Since we updated the application code, we need to build a new image and deploy it to Kubernetes:

$ ./mvnw clean spring-boot:build-image -Dspring-boot.build-image.imageName=spring-k8s/gs-spring-boot-k8s

$ docker tag spring-k8s/gs-spring-boot-k8s:latest spring-k8s/gs-spring-boot-k8s:snapshot

$ kind load docker-image spring-k8s/gs-spring-boot-k8s:snapshot

An easy way to deploy the new image is to delete the application pod. Kubernetes automatically creates another pod with the new image we just loaded into the cluster.

$ kubectl delete pod --selector app=gs-spring-boot-k8s

Once the new pod is up and running, you can port forward requests to the service:

$ kubectl port-forward svc/gs-spring-boot-k8s 9090:80

Now, if you make a request to the service, you should see which pod of the name-service the request was sent to:

$ curl http://localhost:9090; echo

Hello Paul from k8s-workshop-name-service-56b986b664-wjcr9

Verifying load balancing can be a bit more challenging. You can continually make the same cURL request and watch to see if the pod ID changes. A tool such as watch can be quite useful for this:

$ watch -n 1 curl http://localhost:9090

The watch command makes the cURL request every second. The downside is that you have to watch your terminal and wait. Eventually, though, you should notice the pod ID change.

A quicker way to see things switch is to run the watch command and then delete the pod that is currently servicing requests:

$ kubectl delete pod k8s-workshop-name-service-56b986b664-wjcr9

When you do this, you should immediately notice the pod ID change in the watch command.

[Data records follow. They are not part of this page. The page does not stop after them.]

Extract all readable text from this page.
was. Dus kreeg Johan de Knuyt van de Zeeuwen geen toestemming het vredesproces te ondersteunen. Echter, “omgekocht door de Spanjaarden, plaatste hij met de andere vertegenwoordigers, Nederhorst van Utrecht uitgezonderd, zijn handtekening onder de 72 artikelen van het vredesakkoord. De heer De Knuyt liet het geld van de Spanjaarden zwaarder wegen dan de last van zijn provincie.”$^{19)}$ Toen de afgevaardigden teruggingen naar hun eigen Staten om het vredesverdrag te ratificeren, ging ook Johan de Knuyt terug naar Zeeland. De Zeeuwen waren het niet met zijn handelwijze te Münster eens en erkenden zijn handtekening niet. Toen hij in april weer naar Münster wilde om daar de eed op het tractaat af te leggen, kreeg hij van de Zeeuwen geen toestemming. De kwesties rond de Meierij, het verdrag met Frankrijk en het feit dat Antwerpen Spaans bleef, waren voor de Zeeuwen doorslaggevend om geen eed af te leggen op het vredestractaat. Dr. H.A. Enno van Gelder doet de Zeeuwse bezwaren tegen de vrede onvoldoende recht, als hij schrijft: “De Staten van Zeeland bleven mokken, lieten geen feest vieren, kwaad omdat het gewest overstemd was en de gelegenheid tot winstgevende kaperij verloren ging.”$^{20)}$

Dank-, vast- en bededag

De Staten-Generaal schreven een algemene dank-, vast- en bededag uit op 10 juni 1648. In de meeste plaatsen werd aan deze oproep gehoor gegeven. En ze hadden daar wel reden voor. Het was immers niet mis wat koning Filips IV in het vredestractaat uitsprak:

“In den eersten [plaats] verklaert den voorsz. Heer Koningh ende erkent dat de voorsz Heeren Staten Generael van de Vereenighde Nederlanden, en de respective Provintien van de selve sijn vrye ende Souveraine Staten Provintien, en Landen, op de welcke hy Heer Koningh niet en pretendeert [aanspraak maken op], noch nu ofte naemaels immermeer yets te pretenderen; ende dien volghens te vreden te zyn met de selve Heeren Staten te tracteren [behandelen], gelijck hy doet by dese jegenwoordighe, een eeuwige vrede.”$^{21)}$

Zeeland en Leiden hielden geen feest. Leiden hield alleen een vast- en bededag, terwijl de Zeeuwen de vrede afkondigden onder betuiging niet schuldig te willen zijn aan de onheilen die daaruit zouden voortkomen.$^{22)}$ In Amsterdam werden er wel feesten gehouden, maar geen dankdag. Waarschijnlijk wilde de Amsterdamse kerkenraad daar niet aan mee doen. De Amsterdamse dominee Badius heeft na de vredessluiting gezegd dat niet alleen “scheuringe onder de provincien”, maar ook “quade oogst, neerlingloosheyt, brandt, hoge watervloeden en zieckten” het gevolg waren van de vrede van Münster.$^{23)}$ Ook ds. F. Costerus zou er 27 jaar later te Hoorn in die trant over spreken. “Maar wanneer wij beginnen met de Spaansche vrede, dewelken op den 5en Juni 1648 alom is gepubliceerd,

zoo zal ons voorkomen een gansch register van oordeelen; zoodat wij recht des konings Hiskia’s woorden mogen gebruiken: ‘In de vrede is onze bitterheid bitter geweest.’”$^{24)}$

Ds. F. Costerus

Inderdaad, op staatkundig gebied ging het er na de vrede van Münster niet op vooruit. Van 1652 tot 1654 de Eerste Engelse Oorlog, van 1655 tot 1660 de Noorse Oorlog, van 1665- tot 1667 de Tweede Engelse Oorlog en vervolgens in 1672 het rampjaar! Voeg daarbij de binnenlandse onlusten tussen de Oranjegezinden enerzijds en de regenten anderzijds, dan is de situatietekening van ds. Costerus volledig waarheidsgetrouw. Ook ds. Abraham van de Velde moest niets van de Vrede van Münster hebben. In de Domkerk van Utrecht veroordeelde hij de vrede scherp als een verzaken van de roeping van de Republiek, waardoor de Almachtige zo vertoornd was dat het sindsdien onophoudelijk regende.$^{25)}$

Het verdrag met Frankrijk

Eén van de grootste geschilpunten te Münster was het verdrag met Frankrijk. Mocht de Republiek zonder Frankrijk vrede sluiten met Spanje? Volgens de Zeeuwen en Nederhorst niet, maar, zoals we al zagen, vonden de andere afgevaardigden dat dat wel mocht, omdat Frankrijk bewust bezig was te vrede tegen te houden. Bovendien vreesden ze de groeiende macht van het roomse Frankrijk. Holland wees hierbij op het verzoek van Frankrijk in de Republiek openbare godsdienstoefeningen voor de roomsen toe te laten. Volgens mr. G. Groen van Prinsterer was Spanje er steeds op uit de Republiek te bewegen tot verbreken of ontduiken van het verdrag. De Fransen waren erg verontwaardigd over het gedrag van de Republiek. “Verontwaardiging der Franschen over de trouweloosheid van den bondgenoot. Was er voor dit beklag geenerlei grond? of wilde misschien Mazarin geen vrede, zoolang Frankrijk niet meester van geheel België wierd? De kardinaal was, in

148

Getting a Spring Boot application running on Kubernetes requires nothing more than a visit to start.spring.io. The goal of Spring Boot has always been to make building and running Java applications as easy as possible, and we try to enable that, no matter how you choose to run your application. Building cloud-native applications with Kubernetes involves nothing more than creating an image that uses Spring Boot’s built-in image builder and taking advantage of the capabilities of the Kubernetes platform. In part two of our look at Spring Boot and Kubernetes, we will look at how Spring Cloud fits into this story.